Council debated a Notice of Motion brought forward by Cllr. Wong (2024 Residential Tax Rebate) at the January 30th Regular meeting of Council. Here is how I approached the decision and an update on the outcome...
The Notice of Motion directs #1 a reconsideration of the most recent budget adjustments and #2 a $23.1 million rebate back to residential homeowners while directing Administration to return with recommendations on how to remove $23.1 million from the operating budget (year-over-year base expenses).
UPDATE (January 30th)
In the end, I voted for this Motion Arising:
It provides a much better process without the liabilities of administrating a rebate program and directing Admin to find cuts as they simultaneously implement the budget. This direction allows for more informed decisions that keep Council closer to the decision points and allow time for the back-and-forth conversation about the tradeoffs.
The 2019 cuts (as an example) were very abrupt and disruptive to The City and this process allows for a more thoughtful and surgical approach. I will be pushing for $23 million as the floor for these upcoming discussions on finding savings in the budget.
The Budget Pendulum
On #2 I support the intent.
Council’s currently approved four-year budget already has an approved 3.65% increase for 2025. When you add in the potential of a further one percentage point shift from non-residential to residential (2% impact), Council could be asking Calgarians to shoulder another 5.6% increase.
Wondering why I supported a 7.8% increase this year? I encourage you to read my 2023 Adjustments blog.
I will remain open-minded on the rebate, but while an expedient political move by my Council colleagues, rebating is costly to administrate and ultimately kicks the can down the road on our growing funding gaps.
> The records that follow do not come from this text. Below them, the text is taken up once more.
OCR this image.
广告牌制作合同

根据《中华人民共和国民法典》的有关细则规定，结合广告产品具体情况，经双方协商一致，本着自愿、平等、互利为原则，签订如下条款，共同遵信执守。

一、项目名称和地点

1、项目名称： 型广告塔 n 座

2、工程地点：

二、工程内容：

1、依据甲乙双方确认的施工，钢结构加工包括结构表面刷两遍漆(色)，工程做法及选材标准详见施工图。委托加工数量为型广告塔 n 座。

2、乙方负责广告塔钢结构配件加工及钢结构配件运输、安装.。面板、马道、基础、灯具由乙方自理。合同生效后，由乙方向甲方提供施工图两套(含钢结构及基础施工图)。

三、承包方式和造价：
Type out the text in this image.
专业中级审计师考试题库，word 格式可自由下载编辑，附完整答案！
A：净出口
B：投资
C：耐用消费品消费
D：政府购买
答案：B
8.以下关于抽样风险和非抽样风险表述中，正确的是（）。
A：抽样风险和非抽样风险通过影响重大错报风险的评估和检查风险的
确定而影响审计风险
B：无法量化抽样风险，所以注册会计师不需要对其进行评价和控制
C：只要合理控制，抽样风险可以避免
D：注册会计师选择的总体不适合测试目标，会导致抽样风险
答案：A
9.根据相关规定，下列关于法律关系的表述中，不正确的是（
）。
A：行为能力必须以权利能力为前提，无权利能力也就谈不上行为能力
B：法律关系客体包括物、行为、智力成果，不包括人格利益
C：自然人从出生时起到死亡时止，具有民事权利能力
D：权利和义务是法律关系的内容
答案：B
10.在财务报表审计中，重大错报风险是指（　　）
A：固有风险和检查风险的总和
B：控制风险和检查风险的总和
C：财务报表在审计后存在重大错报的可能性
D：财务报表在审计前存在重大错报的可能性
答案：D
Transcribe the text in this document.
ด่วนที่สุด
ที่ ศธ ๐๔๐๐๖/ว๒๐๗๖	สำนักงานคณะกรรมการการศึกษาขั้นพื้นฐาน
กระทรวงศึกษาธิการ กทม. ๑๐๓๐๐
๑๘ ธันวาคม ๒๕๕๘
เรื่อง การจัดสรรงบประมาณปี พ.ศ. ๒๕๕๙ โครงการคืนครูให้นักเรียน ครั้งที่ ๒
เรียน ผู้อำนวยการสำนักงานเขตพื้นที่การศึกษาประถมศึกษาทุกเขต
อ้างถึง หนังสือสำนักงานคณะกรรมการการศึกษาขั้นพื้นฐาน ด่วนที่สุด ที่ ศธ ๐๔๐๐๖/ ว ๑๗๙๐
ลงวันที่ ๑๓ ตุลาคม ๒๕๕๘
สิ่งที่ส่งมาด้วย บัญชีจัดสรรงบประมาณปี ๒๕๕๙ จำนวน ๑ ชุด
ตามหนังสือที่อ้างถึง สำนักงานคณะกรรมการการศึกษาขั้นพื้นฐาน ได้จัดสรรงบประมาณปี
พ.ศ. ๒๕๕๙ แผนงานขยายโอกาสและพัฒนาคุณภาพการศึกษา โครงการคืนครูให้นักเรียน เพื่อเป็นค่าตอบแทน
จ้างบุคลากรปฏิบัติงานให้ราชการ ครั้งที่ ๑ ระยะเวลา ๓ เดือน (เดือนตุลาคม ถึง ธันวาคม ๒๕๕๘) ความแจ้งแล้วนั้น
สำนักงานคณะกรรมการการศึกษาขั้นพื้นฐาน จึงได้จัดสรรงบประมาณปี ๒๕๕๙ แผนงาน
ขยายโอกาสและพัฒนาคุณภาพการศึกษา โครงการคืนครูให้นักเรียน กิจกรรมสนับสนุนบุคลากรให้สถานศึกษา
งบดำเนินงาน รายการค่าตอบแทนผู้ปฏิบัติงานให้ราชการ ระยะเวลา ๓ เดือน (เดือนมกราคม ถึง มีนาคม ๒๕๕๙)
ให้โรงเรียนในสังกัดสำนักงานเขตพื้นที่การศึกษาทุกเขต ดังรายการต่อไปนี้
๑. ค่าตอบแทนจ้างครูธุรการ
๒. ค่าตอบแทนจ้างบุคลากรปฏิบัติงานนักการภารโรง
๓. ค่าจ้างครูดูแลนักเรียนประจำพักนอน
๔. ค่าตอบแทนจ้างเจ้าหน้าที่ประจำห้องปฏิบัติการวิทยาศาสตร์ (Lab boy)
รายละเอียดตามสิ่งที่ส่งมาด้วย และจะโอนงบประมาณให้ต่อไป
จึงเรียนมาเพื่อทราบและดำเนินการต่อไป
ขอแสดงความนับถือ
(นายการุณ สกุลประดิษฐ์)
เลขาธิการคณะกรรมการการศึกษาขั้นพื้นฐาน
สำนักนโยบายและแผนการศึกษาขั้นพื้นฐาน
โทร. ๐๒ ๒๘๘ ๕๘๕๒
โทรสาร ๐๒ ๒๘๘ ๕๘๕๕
In my opinion the best work for all Calgarians is when we take steps forward in our service optimization and innovation efforts. Financial Task Force / Municipal Fiscal Gap Report
For example: The City is currently working on consolidating its financial reporting in a historically decentralized organization. When this work is done it will open doors for automation and large savings to The City’s operations.
Now, I believe there is a natural pendulum swing of reigning in spending and then thoughtfully reinvesting that a healthy political system and discourse enables. When operating well it is to all our benefit. To that end, Council needs to scrutinize spending and actively look for savings. I will be supporting any outcome on Tuesday that ensures Council engages in a robust review of where The City can find savings.
I know for many of you reading this, it is too little and too late, and you will immediately be suspicious but please hear me out.
Why push for savings now?
Consider that the current Council was given their mandate in 2021 on the back of $177.5 million in base reductions that had very real implications for our Transit, Fire, Parks and other services that The City delivers.
Regular budget contractions can help spark innovation and drive efficiency but also comes with disruption and long-term costs to Calgarians if not done thoughtfully and surgically.
On #1 I am not supportive.
Forcing Administration to put down their pens in the middle of implementing the 2024 budget is not thoughtful or surgical. While I am supportive of the intent, I am not supportive of the currently outlined process. Council needs to give room to Administration to bring thoughtful recommendations for savings and further leave room for the back-and-forth conversation that leads to the best outcomes.